Gov. Ralph Northam has signed legislation banning the use of handheld mobile devices, but it won’t go into effect until next year to give time to train law enforcement and educate the public.
Northam signed the bills Wednesday during a virtual ceremony, where he was joined by state lawmakers who sponsored the bills as well as people who have been advocating for addressing the problem of distracted driving.
“This is going to save lives,” said Sen. Scott Surovell, D-Fairfax, who sponsored the legislation. “It’s unusual we can definitively say that about a piece of legislation. But anybody who drives on highways in the commonwealth knows that this problem is an epidemic, and as our phones become more powerful and as traffic becomes worse, people have let their guard down and let these things distract them more and more.”

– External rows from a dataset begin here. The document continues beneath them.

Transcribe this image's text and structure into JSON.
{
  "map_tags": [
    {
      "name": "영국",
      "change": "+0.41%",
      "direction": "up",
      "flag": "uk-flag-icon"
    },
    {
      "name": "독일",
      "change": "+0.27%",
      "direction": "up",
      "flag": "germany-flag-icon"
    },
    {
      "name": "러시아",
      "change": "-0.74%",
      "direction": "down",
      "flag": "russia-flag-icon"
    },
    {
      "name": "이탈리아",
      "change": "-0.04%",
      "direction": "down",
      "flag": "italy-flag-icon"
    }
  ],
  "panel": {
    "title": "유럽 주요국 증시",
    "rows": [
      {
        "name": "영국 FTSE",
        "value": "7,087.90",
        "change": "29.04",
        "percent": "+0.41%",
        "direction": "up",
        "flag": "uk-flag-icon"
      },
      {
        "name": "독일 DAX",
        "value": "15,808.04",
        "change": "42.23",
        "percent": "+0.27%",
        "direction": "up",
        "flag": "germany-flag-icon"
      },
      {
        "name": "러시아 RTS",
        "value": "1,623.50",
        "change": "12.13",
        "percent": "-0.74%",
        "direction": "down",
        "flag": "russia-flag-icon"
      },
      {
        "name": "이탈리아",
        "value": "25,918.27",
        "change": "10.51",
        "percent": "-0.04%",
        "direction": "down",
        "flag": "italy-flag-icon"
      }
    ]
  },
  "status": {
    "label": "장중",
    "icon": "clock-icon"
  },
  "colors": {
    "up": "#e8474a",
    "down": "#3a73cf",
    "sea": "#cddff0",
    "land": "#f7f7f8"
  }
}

The law, which will go into effect Jan. 1, will prohibit people from holding a handheld communications device while driving. It’s a primary offense, which means police can pull a driver over for that alone. First-time offenders face a fine of $125, and additional offenses are a fine of $250.
Virginia law already prohibits texting and emailing while driving, but phone use is otherwise not restricted, except in highway work zones.
Police have said enforcing the law will be difficult. Because the current law limits typing on phones, defense attorneys argued people could scroll through Twitter or Instagram or conduct a video call and still be complying with the law.
Over the next several months, law enforcement will receive training on the new law, including on implicit bias. Del. Jeff Bourne, D-Richmond, a member of the Virginia Legislative Black Caucus and sponsor of the legislation, said one important piece of the proposal is the state will collect data on enforcement to review whether racial profiling is a problem.
The nonprofit Drive Smart Virginia will educate the public about how to comply with the new law.
“It’s our job to educate folks and make sure we do everything we can to keep drivers and families across Virginia safe,” Northam said.
State lawmakers have grappled with the issue for over a decade, including the 2020 General Assembly session, but could never quite get to an outright ban until this year.
“I really do hope Virginia takes this seriously,” said Christina Dempsey, a Fredericksburg resident who has been pressuring the legislature to crack down on distracted driving since 2013, the year her sister and niece died in a crash when a truck slammed into the back of their car.
According to state data, 827 people were killed in crashes in Virginia last year. Distracted driving was a factor in 120 of those fatalities.
Researchers with the Virginia Tech Transportation Institute have concluded that drivers using handheld electronic devices are more likely to crash than those who use hands-free technology to make calls while driving.